The Presentor, dressed in his black robe and holding a staff, walked slowly backwards before the Cannon as he approached the lectern to give the reading of the day. They acknowledged one another with a bow of the head and the bedecked Cannon climbed two steps to the brass eagle lectern, its wings spread out to support the huge Bible. That eagle is the symbol of the Evangelist St John. The day's reading was a long, long way from John's message of hope.

In severe contrast we listened to a reading from Leviticus, to the story of Moses slaughtering rams, making burnt offering and gathering up the blood to use it as follows: The First ram had its Blood poured out around about and Upon the Altar. The 2nd Ram had the Blood applied to Aaron’s right ear, thumb, toe. Then blood was applied to Aaron' sons as well. A messy business and brutal.

The Cannon rolled on in his pinched Received Pronunciation and rather prissy delivery, I did wonder how, step by step, we have evolved from that atavistic rather brutal faith where priests would be up to their elbows in warm blood, to the now vitiated, staid ceremonial of embroidered vestments and incense that we were observing.

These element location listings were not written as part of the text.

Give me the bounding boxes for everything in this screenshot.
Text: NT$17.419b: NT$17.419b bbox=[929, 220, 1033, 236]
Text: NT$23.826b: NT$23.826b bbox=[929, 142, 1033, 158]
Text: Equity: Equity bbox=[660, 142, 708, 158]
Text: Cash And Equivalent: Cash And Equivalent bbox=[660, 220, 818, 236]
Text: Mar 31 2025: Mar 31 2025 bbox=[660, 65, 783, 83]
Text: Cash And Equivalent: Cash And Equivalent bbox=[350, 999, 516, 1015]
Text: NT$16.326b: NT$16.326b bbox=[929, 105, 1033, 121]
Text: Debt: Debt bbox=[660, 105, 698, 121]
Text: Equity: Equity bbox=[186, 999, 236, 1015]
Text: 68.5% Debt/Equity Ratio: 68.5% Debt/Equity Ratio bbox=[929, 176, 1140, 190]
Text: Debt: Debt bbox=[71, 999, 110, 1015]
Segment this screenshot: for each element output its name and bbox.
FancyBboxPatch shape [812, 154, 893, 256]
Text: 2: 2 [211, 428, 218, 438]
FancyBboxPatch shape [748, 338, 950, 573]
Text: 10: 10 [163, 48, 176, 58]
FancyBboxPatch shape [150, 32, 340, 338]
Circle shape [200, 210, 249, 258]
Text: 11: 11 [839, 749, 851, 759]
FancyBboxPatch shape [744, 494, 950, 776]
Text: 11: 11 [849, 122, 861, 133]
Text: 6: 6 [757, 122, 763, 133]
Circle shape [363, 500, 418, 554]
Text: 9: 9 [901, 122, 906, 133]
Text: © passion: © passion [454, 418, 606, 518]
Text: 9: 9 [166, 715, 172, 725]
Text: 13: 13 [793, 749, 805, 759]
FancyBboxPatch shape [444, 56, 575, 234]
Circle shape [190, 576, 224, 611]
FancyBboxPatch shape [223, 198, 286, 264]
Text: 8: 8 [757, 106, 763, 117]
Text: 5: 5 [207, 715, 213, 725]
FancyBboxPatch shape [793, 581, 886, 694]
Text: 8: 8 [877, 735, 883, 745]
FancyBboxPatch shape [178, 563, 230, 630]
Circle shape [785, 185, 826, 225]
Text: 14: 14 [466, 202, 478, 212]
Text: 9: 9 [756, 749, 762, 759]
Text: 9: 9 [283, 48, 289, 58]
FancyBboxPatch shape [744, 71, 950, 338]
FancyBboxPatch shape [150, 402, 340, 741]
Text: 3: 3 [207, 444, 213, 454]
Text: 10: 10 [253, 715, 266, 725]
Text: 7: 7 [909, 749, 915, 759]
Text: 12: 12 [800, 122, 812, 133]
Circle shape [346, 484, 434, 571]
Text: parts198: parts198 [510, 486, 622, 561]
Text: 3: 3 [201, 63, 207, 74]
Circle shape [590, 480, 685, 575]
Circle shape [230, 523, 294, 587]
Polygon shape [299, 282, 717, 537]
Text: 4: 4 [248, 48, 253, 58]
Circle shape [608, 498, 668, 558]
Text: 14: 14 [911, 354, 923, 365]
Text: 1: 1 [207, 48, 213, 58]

Mind you, there was plenty of emotional bloodletting going on behind the scenes where reputations were being slaughtered instead of animals. Possibly not much more civilised after all.
But here, in this vast, famous, ancient church they could only summon up about 15 or so celebrants, half of whom were basically tourists. No doubt there would be queueing if the blood was to flow publically. For me, the service was aesthetically attractive, but spiritually suffocated and dead. 











On another visit to the Cathedral, many years later, Jane and I took the tour of the roof spaces. It was terrific to spy the church from such different vantage points, both its main interior space and the outside, where we were high up with close views of the towers and could see miles over the plane below the Cathedral hill. The most impressive aspects though were to walk through the interior roof spaces where traces of the construction methods were evident. It felt like walking through a vast timber ship. Many of those original timbers from 900 years ago remained in good condition. It has as its website says, been shaken by earthquakes and struck by lightening; but it stands almost in spite of nature and the conflicts of men.